L'angoisse de la page pleine

Évidemment qu’on doute ! On est seul face soi-même, c’est quand même pas rien ! J’avais lu beaucoup sur l’angoisse de la page blanche, c’était impressionnant et redoutable, je m’y étais préparé. Eh bien non, je ne l’ai toujours pas connue. Par contre, l’angoisse de la page pleine me parait particulièrement violente. "Le roman est terminé" que je m’étais dit, à deux doigts de boire le champagne ! Bien mal m’en eut pris... Rien n’était fini, c’était juste la première bataille dans cette infinie guerre des mots…

Face à son texte, on est aussi face à soi-même. Face à ses erreurs, à sa médiocrité, à son incompétence. Et chaque page nous torture et nous enfonce. On a beau parfois sortir la tête de l’eau, un peu d’air pour ne pas mourir, heureusement, au tournant de quelques belles tournures dont on peut être fier, d’un bon rebondissement qui nous montre un peu de génie, on retombe de suite après dans les sables mouvants d’une écriture qui vous aspire vers le bas. C’est extrêmement dur à vivre. Le plus désespérant, le plus gluant qui nous colle sans cesse, c’est qu’on a beau relire, corriger et réécrire dix fois le même passage, à chaque fois qu’on y revient, on y retrouve un défaut. Tous les auteurs le disent, la réécriture peut ne jamais terminer. Alors on angoisse aussi de savoir qu’il faudra bien prendre, à un moment, la décision de s’arrêter… J’ose à peine y penser…

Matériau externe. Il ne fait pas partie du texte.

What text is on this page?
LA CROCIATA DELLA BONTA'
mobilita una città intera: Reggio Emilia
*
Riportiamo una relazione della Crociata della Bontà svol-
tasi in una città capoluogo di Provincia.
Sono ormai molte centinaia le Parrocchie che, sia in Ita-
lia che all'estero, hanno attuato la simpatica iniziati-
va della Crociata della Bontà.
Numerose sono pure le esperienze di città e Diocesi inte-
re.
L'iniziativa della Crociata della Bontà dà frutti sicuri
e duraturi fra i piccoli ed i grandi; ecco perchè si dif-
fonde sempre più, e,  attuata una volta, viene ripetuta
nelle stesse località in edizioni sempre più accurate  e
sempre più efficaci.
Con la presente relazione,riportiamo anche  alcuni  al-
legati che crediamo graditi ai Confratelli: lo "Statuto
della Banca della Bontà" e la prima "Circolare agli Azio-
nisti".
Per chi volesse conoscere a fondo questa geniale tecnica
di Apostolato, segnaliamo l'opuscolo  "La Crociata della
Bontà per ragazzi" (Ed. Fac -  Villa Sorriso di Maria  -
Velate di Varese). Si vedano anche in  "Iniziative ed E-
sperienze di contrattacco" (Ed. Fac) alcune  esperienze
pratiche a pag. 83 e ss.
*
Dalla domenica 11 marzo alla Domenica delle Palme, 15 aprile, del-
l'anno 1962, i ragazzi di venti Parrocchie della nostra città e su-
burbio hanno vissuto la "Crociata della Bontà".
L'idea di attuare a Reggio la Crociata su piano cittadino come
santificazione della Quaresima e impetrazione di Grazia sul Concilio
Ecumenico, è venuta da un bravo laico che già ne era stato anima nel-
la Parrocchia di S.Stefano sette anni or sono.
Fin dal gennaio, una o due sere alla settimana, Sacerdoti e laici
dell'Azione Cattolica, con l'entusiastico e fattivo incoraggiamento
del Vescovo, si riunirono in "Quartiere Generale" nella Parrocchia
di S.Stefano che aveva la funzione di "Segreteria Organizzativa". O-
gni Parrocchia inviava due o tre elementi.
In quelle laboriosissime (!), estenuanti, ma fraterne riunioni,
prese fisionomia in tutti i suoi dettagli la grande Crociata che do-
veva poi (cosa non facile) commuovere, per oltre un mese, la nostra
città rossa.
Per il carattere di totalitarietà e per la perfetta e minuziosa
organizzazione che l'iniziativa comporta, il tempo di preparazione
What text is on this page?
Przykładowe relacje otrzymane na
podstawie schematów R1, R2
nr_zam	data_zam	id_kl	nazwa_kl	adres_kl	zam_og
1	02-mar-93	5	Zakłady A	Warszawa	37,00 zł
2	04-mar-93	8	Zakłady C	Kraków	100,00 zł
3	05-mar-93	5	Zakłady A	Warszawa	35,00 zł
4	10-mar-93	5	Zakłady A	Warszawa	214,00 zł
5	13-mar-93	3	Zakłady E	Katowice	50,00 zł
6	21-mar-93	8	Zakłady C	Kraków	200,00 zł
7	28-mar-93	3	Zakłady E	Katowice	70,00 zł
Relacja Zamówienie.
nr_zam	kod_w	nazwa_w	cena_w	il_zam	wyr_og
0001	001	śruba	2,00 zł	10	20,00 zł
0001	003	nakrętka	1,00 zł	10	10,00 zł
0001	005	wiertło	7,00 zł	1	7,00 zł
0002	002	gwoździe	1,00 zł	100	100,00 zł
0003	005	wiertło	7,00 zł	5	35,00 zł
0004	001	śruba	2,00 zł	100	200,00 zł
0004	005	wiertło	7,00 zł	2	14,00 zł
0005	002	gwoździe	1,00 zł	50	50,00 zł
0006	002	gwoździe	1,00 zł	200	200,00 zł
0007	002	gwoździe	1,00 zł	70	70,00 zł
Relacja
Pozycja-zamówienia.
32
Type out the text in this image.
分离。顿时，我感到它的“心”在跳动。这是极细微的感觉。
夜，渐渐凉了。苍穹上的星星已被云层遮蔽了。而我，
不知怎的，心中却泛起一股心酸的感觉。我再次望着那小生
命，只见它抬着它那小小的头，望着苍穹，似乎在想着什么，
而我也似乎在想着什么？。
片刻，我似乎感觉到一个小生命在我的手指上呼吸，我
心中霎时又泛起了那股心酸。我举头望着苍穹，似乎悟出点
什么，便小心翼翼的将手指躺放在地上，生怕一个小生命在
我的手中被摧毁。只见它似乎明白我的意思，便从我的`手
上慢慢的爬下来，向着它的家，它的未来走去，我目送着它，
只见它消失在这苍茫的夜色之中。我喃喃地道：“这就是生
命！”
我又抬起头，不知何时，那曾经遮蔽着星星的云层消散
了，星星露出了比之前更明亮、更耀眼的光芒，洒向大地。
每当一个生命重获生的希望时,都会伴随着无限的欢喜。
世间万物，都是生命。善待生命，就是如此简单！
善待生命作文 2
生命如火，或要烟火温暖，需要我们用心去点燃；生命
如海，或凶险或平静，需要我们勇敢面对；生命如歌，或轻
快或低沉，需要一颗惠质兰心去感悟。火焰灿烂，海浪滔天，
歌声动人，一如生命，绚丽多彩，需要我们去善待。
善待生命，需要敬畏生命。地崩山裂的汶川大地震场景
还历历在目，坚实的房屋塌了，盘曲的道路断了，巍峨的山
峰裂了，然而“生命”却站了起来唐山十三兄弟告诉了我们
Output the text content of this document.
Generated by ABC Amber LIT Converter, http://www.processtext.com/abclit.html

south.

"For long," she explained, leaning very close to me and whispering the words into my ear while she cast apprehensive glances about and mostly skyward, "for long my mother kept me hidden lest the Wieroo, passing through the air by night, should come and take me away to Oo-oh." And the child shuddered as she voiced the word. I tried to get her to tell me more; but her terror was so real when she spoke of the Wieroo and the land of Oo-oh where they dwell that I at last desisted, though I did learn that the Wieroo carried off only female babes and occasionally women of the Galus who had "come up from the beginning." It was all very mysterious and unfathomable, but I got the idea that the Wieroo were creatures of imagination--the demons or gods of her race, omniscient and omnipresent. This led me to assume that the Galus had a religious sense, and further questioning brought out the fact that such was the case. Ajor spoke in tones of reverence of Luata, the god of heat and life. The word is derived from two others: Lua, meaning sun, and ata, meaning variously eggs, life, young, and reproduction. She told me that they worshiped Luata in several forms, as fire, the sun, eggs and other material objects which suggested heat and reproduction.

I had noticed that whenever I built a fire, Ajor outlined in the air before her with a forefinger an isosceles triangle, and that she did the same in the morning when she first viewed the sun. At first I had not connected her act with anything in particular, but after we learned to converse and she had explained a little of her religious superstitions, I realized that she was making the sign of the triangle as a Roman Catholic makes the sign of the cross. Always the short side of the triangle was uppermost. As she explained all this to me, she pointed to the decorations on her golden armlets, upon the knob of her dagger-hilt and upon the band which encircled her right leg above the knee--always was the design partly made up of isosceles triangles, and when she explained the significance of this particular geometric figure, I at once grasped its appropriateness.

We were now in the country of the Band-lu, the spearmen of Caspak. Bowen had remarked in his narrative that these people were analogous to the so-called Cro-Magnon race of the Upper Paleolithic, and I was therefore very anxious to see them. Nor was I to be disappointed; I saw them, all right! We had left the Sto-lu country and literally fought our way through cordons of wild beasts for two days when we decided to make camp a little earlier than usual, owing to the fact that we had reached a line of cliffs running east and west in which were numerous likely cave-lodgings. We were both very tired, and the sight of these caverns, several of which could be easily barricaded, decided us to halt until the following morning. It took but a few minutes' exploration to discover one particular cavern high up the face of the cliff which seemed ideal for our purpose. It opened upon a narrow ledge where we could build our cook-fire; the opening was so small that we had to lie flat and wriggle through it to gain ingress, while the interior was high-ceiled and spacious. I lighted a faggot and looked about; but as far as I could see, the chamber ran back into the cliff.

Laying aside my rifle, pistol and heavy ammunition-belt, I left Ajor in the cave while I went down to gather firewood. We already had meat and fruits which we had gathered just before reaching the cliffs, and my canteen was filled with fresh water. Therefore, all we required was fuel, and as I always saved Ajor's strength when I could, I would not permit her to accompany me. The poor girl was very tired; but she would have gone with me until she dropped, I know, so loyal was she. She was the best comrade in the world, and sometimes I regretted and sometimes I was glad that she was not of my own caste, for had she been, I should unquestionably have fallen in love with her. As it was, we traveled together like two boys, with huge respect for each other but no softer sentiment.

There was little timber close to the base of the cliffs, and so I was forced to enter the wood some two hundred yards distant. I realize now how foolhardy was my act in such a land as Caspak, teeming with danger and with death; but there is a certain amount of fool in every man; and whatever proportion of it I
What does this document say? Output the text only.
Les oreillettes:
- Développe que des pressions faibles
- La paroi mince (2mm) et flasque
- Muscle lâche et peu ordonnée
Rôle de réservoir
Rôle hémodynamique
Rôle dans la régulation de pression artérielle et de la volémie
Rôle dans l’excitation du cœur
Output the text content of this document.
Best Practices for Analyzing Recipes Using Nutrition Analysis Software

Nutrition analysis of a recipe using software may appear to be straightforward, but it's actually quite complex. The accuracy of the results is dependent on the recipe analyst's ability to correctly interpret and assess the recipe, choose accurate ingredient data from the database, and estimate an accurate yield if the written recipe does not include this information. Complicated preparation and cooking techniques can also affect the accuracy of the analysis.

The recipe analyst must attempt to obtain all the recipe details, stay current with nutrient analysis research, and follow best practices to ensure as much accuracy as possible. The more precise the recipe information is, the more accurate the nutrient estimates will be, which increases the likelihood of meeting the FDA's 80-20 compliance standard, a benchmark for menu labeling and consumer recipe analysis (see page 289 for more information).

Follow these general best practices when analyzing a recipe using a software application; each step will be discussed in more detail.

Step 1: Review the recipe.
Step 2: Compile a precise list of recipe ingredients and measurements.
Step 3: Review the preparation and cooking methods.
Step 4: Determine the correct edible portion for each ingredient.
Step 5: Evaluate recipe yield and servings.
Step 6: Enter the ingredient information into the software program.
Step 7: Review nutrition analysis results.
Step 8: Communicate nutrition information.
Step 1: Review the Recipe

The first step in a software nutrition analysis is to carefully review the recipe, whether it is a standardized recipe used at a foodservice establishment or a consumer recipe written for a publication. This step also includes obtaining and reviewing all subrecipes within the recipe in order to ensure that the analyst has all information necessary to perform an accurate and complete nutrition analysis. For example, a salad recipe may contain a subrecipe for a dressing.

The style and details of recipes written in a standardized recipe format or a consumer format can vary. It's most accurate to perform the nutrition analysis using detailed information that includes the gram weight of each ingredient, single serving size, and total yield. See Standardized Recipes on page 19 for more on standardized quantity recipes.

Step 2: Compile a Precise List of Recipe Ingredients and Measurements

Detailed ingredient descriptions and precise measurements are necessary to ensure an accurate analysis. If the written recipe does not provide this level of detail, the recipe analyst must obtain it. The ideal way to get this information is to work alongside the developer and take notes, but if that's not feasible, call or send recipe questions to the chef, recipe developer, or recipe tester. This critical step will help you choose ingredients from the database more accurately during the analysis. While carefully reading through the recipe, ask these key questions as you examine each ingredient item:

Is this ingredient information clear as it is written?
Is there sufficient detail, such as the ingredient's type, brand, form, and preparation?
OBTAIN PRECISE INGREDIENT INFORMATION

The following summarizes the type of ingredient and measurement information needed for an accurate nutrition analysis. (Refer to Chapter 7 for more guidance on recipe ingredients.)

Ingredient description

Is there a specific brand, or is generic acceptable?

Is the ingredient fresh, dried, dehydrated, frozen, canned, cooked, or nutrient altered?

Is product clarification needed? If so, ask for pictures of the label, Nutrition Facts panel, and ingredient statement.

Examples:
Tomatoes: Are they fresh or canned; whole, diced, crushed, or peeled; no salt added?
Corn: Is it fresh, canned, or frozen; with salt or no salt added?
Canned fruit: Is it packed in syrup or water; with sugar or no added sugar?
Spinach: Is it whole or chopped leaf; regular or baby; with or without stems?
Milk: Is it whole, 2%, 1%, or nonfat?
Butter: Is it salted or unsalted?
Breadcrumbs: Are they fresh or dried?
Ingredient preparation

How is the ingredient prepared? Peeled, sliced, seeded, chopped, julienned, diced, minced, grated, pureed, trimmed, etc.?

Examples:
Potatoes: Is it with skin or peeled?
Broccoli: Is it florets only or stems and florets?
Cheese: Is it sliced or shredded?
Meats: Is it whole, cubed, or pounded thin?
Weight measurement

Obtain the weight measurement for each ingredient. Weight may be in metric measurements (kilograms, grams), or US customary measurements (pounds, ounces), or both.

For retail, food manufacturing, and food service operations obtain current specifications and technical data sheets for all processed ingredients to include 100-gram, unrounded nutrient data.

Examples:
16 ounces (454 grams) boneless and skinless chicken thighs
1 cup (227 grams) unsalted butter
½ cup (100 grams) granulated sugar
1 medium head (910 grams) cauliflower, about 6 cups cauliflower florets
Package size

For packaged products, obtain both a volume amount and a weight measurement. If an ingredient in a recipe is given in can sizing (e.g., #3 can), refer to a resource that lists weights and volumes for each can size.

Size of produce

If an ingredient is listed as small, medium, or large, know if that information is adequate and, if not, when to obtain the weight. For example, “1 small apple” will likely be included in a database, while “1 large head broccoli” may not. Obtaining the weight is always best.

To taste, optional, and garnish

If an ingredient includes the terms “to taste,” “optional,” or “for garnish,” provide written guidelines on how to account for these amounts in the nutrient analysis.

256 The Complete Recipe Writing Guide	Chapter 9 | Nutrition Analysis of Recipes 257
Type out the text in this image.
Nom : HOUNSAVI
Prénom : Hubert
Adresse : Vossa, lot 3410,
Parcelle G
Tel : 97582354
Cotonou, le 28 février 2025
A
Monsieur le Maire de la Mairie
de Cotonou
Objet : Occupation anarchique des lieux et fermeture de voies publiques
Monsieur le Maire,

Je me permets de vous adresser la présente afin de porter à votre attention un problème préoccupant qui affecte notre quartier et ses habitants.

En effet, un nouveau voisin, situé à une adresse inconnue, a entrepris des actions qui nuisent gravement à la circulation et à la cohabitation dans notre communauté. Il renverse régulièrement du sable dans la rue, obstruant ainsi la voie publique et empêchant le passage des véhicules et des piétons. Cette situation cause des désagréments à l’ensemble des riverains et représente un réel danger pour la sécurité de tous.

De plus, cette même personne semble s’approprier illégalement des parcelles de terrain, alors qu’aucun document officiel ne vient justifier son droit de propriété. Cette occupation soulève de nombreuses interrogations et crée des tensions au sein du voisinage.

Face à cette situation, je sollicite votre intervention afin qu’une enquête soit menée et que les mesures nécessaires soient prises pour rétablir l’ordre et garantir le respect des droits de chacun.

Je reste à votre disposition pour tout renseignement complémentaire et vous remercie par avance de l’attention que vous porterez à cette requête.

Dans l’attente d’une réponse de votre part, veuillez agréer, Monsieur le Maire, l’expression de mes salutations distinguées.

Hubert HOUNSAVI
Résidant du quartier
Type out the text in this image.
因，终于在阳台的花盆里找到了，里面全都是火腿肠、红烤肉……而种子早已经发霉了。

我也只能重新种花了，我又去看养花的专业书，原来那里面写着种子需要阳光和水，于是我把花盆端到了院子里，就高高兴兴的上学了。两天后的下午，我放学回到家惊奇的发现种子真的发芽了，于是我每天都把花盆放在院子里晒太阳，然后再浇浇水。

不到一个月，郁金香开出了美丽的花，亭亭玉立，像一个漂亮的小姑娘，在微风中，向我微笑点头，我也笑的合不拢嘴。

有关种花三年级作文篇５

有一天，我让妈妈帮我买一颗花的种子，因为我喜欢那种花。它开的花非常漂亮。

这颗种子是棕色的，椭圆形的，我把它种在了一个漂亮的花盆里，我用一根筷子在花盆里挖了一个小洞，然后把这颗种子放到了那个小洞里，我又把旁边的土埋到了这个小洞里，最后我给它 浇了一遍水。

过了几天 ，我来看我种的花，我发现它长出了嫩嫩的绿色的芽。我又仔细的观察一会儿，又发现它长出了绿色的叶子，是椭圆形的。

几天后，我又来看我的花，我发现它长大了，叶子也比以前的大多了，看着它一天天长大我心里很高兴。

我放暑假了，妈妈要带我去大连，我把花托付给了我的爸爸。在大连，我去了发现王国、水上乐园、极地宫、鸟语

Bien sur le principal conseil, c’est de se faire aider, de trouver les fameux beta-lecteurs que tous les auteurs chassent parmi leurs amis et connaissances, ou braconnent au hasard sur internet. Mais lá aussi, côté angoisse, c’est pas mal non plus ! Déjà, il faut avoir les couilles d’envoyer son texte. Sévèrement burné pour se dire que ça y est, il est assez avancé pour être soumis, à la bêta lecture. C’est du même ordre de dire que la relecture est terminée alors que la dernière fois on est encore tombé sur deux fautes d’orthographe, une mauvaise tournure et une incohérence ! Alors on se rassure piteusement en se disant que rien ne se joue d’important, le bêta lecteur n’est pas tout à fait le lecteur, c’est juste un cobaye, de la chair à canon… On sacrifie ses meilleurs amis, mais bon, c’est pour la bonne cause !

Les gentils, ceux qui sont plus enthousiastes à l’idée d’appuyer un projet qu’à le critiquer, ne nous rassurent pas plus que les méchants avec leurs ondes négatives pour nous pilonner et nous envoyer par le fond. Ben oui, les gentils, ils sont trop gentils. Ça fait du bien sur le moment, un peu de pommade sur le désespoir, un petit massage tantrique de l’égo, mais au fond, on doute ou on n’y croit pas ! Les méchants, eux par contre, si… ceux qui savent bien mettre le doigt ou ça fait mal, le défaut qu’on connait de soi et qu’on espérait passé inaperçu, ou pire le défaut qu’on n’imaginait pas, la faiblesse de l’œuvre qu’on n’avait pas vue. Oui, les méchants, eux, ils font bien du dégât ma bonne dame !

Alors on se rassure et finalement on continue ! On se dit que la seule façon de progresser c’est de souffrir, que si on est arrivé jusque-là c’est déjà un succès qu’il faut poursuivre, qu’avec tout le temps et l’énergie que l’on a investis, il est impossible de renoncer et de tout perdre.